After World War I, coal production started to decline, and today only some strip mining remains as the last vestige of this once all-important industry. Coal trains once went through the valley every day, but now do so only once or twice a month.

==Towns in the Valley==
- Westernport: Westernport is the terminus of Georges Creek, where it empties into the North Branch of the Potomac River. The town derives its name from being the westernmost navigable port on the river. In the late 18th century and early to mid part of the 19th century, coal and timber were loaded onto flatboats at Westernport and floated down to near Great Falls, Virginia, where the goods were unloaded, the boats broken up to sell as lumber, and the operators walked back to Westernport.

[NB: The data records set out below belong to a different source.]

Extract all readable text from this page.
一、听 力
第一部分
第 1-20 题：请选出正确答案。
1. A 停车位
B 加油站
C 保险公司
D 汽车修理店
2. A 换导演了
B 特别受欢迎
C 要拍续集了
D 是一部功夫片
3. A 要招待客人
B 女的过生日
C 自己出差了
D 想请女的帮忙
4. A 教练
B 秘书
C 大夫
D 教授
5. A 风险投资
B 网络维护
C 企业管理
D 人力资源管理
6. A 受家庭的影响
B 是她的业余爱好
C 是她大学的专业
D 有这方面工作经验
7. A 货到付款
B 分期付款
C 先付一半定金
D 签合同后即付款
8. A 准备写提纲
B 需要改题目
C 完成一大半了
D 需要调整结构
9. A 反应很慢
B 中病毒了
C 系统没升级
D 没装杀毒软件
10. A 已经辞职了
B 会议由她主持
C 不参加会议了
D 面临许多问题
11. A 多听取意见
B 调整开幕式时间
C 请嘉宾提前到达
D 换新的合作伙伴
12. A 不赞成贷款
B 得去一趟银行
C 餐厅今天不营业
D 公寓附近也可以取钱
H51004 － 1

The town of Piedmont, West Virginia, lies directly adjacent to Westernport on the other side of the Potomac.
- Barton: The Reverend William Shaw, a Methodist minister, settled on the site of Barton in 1794. His son, William Shaw, Jr., laid out the town in 1853, naming it for his father's hometown, Barton-upon-Humber, England.
- Lonaconing: The first non-Indian settlers in the late 18th century were explorers, hunters and farmers. Names of some of the first settlers were Dye, Duckworth, Green, Fazenbaker, Beeman, Grove, VanBuskirk, Knapp and Miller. The first stone house built in 1797 in Knapps Meadow just north of Lonaconing was owned by Samuel VanBuskirk. The house still stands as of 2005.
- Midland
- Frostburg: Frostburg is the home of Frostburg State University, an institution within the University System of Maryland.

== Notable residents ==
- Lefty Grove - Lonaconing
- Leo Mazzone - Westernport
- William Shaw - Barton

==Local dialect==
Locals pronounce the "creek: in Georges Creek as crick by locals, though they pronounce other streams as creek.

Heavy Scottish heritage in the area give locals a dialect unique in the area. Many outsiders confuse the local dialect with that of Ontario, Canada, which it closely resembles. However, the use of terms like "crick" and others like "crawfish" for "crayfish" are indicative of the Western Pennsylvania English dialect.